Besluit van 21 december 2021 tot wijziging van de bedragen van de categorieën, bedoeld in artikel 23, vierde lid, van het Wetboek van Strafrecht
Wij Willem-Alexander, bij de gratie Gods, Koning der Nederlanden, Prins van Oranje-Nassau, enz. enz. enz.

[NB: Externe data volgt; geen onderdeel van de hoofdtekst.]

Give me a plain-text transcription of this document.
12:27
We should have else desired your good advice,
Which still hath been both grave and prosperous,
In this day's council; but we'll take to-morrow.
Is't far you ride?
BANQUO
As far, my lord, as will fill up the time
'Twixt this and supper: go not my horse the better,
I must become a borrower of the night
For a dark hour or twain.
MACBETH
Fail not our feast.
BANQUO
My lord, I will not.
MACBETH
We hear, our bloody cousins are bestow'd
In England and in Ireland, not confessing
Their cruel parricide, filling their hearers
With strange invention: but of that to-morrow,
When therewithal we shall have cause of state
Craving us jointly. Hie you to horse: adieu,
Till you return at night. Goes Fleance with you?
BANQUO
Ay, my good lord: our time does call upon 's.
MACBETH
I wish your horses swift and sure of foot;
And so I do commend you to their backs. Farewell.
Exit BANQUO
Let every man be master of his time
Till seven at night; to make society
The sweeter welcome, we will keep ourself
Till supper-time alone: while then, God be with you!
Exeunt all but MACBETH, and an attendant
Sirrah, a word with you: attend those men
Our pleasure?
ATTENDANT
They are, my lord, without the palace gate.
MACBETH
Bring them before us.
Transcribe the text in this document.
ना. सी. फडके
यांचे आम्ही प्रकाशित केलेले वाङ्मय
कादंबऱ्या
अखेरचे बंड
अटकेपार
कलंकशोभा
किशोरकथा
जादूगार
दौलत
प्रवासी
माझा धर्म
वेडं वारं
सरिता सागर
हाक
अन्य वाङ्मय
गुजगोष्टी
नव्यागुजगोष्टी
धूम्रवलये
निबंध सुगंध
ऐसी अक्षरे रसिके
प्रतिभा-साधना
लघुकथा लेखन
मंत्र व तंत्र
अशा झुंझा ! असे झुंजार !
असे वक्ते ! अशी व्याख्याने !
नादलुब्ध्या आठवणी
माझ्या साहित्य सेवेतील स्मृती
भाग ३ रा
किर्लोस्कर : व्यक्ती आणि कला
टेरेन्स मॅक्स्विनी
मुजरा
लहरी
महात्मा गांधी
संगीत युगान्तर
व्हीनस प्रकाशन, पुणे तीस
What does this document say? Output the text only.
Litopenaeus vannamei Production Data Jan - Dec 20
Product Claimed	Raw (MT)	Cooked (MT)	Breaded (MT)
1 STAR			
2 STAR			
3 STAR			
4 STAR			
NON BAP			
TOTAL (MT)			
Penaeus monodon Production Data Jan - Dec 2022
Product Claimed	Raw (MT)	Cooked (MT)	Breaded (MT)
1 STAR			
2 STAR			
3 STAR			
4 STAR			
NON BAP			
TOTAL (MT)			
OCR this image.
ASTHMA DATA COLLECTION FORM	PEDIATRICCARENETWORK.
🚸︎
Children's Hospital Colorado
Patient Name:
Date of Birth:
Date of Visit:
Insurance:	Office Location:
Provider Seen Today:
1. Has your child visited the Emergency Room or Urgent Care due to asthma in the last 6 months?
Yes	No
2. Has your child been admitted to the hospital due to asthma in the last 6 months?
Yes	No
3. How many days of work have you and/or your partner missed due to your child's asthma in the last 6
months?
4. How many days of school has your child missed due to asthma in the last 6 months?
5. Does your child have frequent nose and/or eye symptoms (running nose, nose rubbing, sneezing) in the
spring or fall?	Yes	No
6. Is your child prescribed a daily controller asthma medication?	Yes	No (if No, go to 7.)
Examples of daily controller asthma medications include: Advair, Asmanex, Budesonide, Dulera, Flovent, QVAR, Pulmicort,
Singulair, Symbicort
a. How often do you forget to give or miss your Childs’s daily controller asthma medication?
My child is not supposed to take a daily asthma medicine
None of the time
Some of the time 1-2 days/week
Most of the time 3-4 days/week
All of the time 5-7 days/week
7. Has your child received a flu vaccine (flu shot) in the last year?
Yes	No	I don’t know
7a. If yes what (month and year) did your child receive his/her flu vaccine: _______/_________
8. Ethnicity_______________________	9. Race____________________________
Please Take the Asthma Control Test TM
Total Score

Op de voordracht van Onze Minister van Justitie en Veiligheid van 7 oktober 2021, directie Wetgeving en Juridische Zaken, nr. 3568384;
Gelet op artikel 23, negende lid, van het Wetboek van Strafrecht;
De Afdeling advisering van de Raad van State gehoord (advies van 27 oktober 2021, nr. W16.21.0303/II);
Gezien het nader rapport van Onze Minister van Justitie en Veiligheid van 18 november 2021, directie Wetgeving en Juridische Zaken, nr. 3621696;
Hebben goedgevonden en verstaan:
ARTIKEL I
In artikel 23, vierde lid, van het Wetboek van Strafrecht worden de bedragen van € 435, € 4.350, € 8.700, € 21.750, € 87.000 en € 870.000 achtereenvolgens vervangen door € 450, € 4.500, € 9.000, € 22.500, € 90.000 en € 900.000.
ARTIKEL II
Dit besluit treedt in werking met ingang van 1 januari 2022.